Since then, it’s just grown and grown until, now, in the view of all the best judges (ie, people who agree with me) it’s the most innovative and authentic and sheerly enjoyable musical festival in these islands.

It boasts a setting so beautiful as make a dour philistine swoon. Not that there are any philistines in the vicinity. Nor dour folk either. They’re well-enough catered for at other annual fields. Glasgowbury happens in the nestling valley of Eagle’s Rock, nearest townland Monemeena, surrounded by the proud hills of the Sperrins, ochre and russet and olive and green, rising to the sky all around in rolls of rumpled velvet. Walk onto the site, warm vibes of welcome eddy softly on your face.

Watch Cat Malojian's video for We're Alright

It was, possibly, in a moment of pre-cognition of Glasgowbury while idling on Westminster Bridge that Wordsworth fell to murmuring:

Earth has not anything to show more fair:

Dull would he be of soul who could pass by

A sight so touching in its majesty

Never did sun more beautifully steep

In his first splendour valley, rock, or hill;

Ne'er saw I, never felt, a calm so deep!

Or mayhem so congenial, which is much the same thing.

Some rock festivals tremble on the brink of riotous assembly. Others — Oxygen, Glastonbury — have become corporate instruments of social control.

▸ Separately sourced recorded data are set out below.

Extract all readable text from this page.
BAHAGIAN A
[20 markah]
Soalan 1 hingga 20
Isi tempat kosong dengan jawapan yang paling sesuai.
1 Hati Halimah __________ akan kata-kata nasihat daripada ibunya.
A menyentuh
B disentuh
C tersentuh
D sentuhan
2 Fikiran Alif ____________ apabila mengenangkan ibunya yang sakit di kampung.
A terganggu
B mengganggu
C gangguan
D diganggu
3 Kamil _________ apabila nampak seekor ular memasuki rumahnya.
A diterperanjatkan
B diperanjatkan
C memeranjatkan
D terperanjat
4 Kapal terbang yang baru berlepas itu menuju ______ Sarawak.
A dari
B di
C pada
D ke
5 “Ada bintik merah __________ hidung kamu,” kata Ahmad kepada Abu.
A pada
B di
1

But Glasgowbury is where it’s at, an annual eruption of collective joy, an occasion for stepping out en masse from straight, jacketed society to share in the sense of freedom and couldn’t-care-lessness that comes from sloughing off the rules that confine and constrict and aim to categorise us all.

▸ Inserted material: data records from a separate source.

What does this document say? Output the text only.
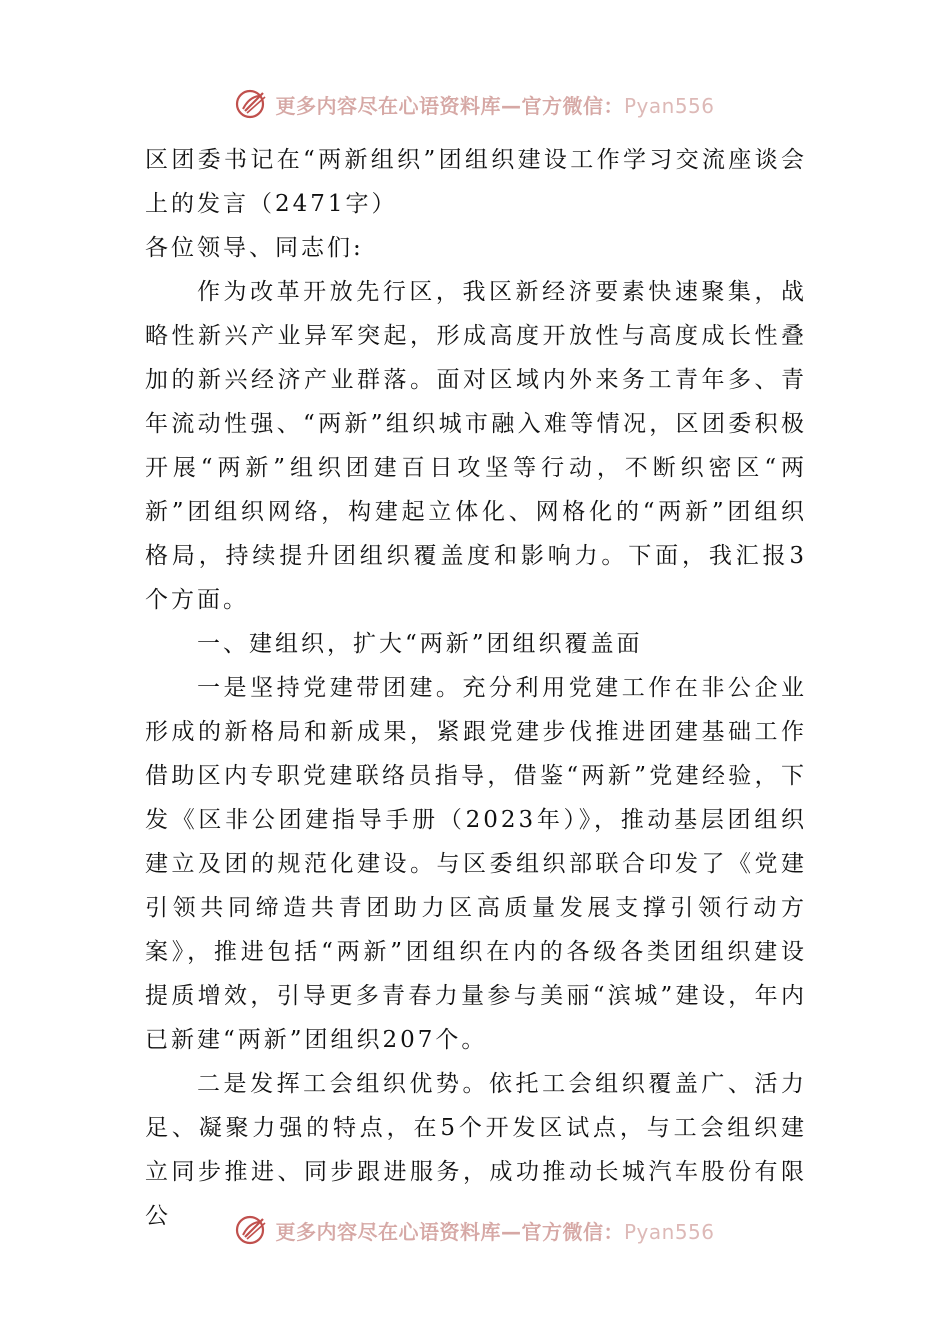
更多内容尽在心语资料库—官方微信：Pyan556

区团委书记在“两新组织”团组织建设工作学习交流座谈会上的发言（2471字）

各位领导、同志们:

作为改革开放先行区，我区新经济要素快速聚集，战略性新兴产业异军突起，形成高度开放性与高度成长性叠加的新兴经济产业群落。面对区域内外来务工青年多、青年流动性强、“两新”组织城市融入难等情况，区团委积极开展“两新”组织团建百日攻坚等行动，不断织密区“两新”团组织网络，构建起立体化、网格化的“两新”团组织格局，持续提升团组织覆盖度和影响力。下面，我汇报3个方面。

一、建组织，扩大“两新”团组织覆盖面

一是坚持党建带团建。充分利用党建工作在非公企业形成的新格局和新成果，紧跟党建步伐推进团建基础工作借助区内专职党建联络员指导，借鉴“两新”党建经验，下发《区非公团建指导手册（2023年）》，推动基层团组织建立及团的规范化建设。与区委组织部联合印发了《党建引领共同缔造共青团助力区高质量发展支撑引领行动方案》，推进包括“两新”团组织在内的各级各类团组织建设提质增效，引导更多青春力量参与美丽“滨城”建设，年内已新建“两新”团组织207个。

二是发挥工会组织优势。依托工会组织覆盖广、活力足、凝聚力强的特点，在5个开发区试点，与工会组织建立同步推进、同步跟进服务，成功推动长城汽车股份有限公

更多内容尽在心语资料库—官方微信：Pyan556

It’s counter-intuitive, experimental, original, dissident and thrilling. Rough sounds and sweet airs in the deep of the mountains, brash melodies for cheerful mutineers.

It doesn’t matter that you’ll likely never have heard of most of the bands on the bill. That’s part of the point. Discover what you didn’t know was going on. Then realise that you knew all along, and that it’s good.

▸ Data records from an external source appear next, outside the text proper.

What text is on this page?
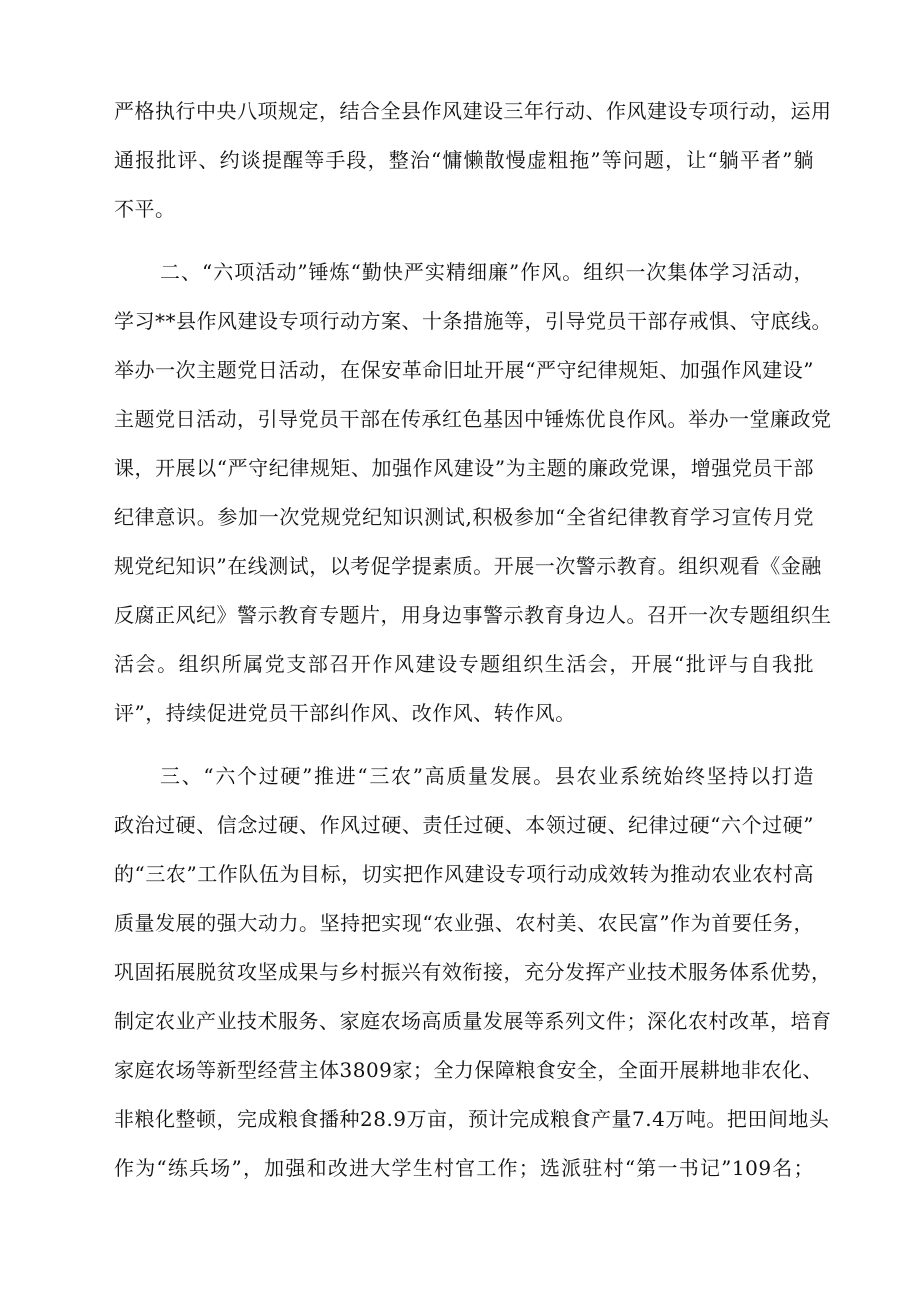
严格执行中央八项规定，结合全县作风建设三年行动、作风建设专项行动，运用
通报批评、约谈提醒等手段，整治“慵懒散慢虚粗拖”等问题，让“躺平者”躺
不平。
二、“六项活动”锤炼“勤快严实精细廉”作风。组织一次集体学习活动，
学习**县作风建设专项行动方案、十条措施等，引导党员干部存戒惧、守底线。
举办一次主题党日活动，在保安革命旧址开展“严守纪律规矩、加强作风建设”
主题党日活动，引导党员干部在传承红色基因中锤炼优良作风。举办一堂廉政党
课，开展以“严守纪律规矩、加强作风建设”为主题的廉政党课，增强党员干部
纪律意识。参加一次党规党纪知识测试,积极参加“全省纪律教育学习宣传月党
规党纪知识”在线测试，以考促学提素质。开展一次警示教育。组织观看《金融
反腐正风纪》警示教育专题片，用身边事警示教育身边人。召开一次专题组织生
活会。组织所属党支部召开作风建设专题组织生活会，开展“批评与自我批
评”，持续促进党员干部纠作风、改作风、转作风。
三、“六个过硬”推进“三农”高质量发展。县农业系统始终坚持以打造
政治过硬、信念过硬、作风过硬、责任过硬、本领过硬、纪律过硬“六个过硬”
的“三农”工作队伍为目标，切实把作风建设专项行动成效转为推动农业农村高
质量发展的强大动力。坚持把实现“农业强、农村美、农民富”作为首要任务，
巩固拓展脱贫攻坚成果与乡村振兴有效衔接，充分发挥产业技术服务体系优势，
制定农业产业技术服务、家庭农场高质量发展等系列文件；深化农村改革，培育
家庭农场等新型经营主体3809家；全力保障粮食安全，全面开展耕地非农化、
非粮化整顿，完成粮食播种28.9万亩，预计完成粮食产量7.4万吨。把田间地头
作为“练兵场”，加强和改进大学生村官工作；选派驻村“第一书记”109名；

The only ungenerous thought to occur will be a certain smugness at your uncommon good sense in being here.

Fighting With Wire are Derry heirs to greatness, like the Undertones on scrumpy, with a sound that’s been tempered in a blast-furnace and attitudes to match. You get the feeling they think a gig’s been a failure if somebody leaves without their ears bleeding. Their just-released debut album Man vs Monster is battering the brains of the nation (whichever) into submission right now.

Cat Malojian. I once referred in print to the “alt-Americana catchy tunefulness” of the Lurgan duo, only for somebody to thrust Stuart Bailie’s considered review in my face: “They carry a hint of remorse, like the scratchy feeling of Sunday's best shirt.” Glasgowbury is a no-hassle environment.

Feel free to walk right up to Stuart and ask him what he’s on about. The luscious, lyrical Oppenheimer will be there again, too, with the slick, sweet, soft-spoke darkling melodies that are re-writing the rules. And Paddy Casey, singer, song-writer, slide guitar genius.

And And So I Watch You From Afar, inflicting assault and instrumental battery on brilliant tunes of their own crafting. And Skruff, who have been pole-axing Derry’s city-centre sin-set for years and have never sounded more immediate, and who have to be mentioned because their manager is a SDLP councillor and we all know how scary they can be.

Topping the bill there’s Downpatrick’s Ash, who’d drifted off my radar for a while there but have wound themselves up again and can be counted on to erupt with the trapped energy of a too-long sabbatical. They have a new song available on download, Ichiban, all the evidence you’ll need to know they’re still necessary.

Oh, and there’s Here Comes The Landed Gentry and Mojo Fury and DaggerLee and The DelaWares, The Beat Poets, Mantic (featuring raunchy blond vamp Victoria and Odhran the Incredible on bass), Junior Johnson, Keith Harkin, Swanee River, the Inishowen Gospel Choir, The Q (worth the price in on their own), Triggerman and others, honestly, too many and magnificent to mention.

Twenty-five quid. Fifty pence a band. From lunchtime until long past your bedtime.

No bullsh*t. No bullying. No hassle. No fear.

Just brilliant.

In the tradition they never told you about.